The Church leaders who minister in the predominantly Muslim countries of Libya, Tunisia, Western Sahara, Algeria, and Morocco say, “Here in North Africa, we daily experience life in a way which would be unimaginable without those bonds of fraternity and of mission alongside those of other faiths.”
“In North Africa we experience a sense of brotherhood that is challenged by religious differences,” they further say, adding that it is evident in families whose members convert to Christianity.
They explain, “It takes time for the new Christian convert to acknowledge the insights he or she has received from their Muslim family, and also for the family to realize that their new faith hasn’t made them any less good, any less a brother or sister, or any less a citizen.”
CERNA members further identify race as one of the challenges they experience saying, “In our countries, difference of colour is also a challenge, and many Christians, especially students, migrants and religious from sub-Saharan Africa, are well aware of this.”
“Fortunately, they are sometimes well placed to be witnesses to the fraternity that can exist at the end of their struggles and are able to put things right through their perseverance, their humility, and their forgiveness. We discover that fraternity is a fight in which the weapons used are first and foremost within ourselves,” they explain.
In their collective statement, the members of CERNA also acknowledge the planned canonization of Blessed Charles de Foucauld as a major recent event that sheds “a new and joyful light on what we are living.”
Blessed Charles de Foucauld was a French missionary who ministered among the Tuareg people in Algeria where he was killed in 1916. In May, after approving a second miracle attributed to his intercession, Pope Francis advanced the cause of his sainthood.
In their collective statement, CERNA members say that Blessed Foucauld who was passionate about the Sahara and its inhabitants “wanted to entrench himself there by mysteriously offering for them his life, his knowledge, his service and his prayer.”

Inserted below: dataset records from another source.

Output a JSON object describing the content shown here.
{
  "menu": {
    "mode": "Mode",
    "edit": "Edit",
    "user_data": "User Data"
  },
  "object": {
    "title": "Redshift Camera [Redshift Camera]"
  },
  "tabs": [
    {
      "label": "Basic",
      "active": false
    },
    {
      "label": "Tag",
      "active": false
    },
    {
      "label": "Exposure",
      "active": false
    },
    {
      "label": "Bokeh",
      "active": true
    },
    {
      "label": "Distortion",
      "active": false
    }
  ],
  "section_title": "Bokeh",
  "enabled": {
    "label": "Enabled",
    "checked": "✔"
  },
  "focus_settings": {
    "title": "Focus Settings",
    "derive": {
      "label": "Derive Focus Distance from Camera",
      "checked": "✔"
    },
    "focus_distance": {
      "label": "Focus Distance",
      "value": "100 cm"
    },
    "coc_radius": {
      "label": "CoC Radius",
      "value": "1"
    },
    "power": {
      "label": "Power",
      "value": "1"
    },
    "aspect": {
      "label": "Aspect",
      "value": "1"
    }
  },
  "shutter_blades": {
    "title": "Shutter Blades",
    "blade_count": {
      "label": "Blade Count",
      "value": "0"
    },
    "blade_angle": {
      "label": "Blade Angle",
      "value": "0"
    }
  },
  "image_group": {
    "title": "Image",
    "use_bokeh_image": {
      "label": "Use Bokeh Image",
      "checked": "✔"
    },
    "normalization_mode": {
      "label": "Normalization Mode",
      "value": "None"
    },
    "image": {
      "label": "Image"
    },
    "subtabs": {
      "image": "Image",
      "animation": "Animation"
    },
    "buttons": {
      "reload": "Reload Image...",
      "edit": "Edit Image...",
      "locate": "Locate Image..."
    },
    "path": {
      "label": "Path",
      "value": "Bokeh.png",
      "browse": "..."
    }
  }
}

They add in reference to Blessed Foucauld,’s mission among the Tuareg people in Algeria, “Even though he was not of the same race, culture or religion as them, he wanted to be considered as their brother since that seemed to him to be the greatest witness to the love of God which he had known in Jesus Christ.”
“He was a man of his time. He didn’t overcome all the prejudices of his era, but he paved the way for others so that, by trying like him to become ‘universal brothers’, they could work towards a true brotherhood of human-beings and of peoples irrespective of differences,” CERNA members add.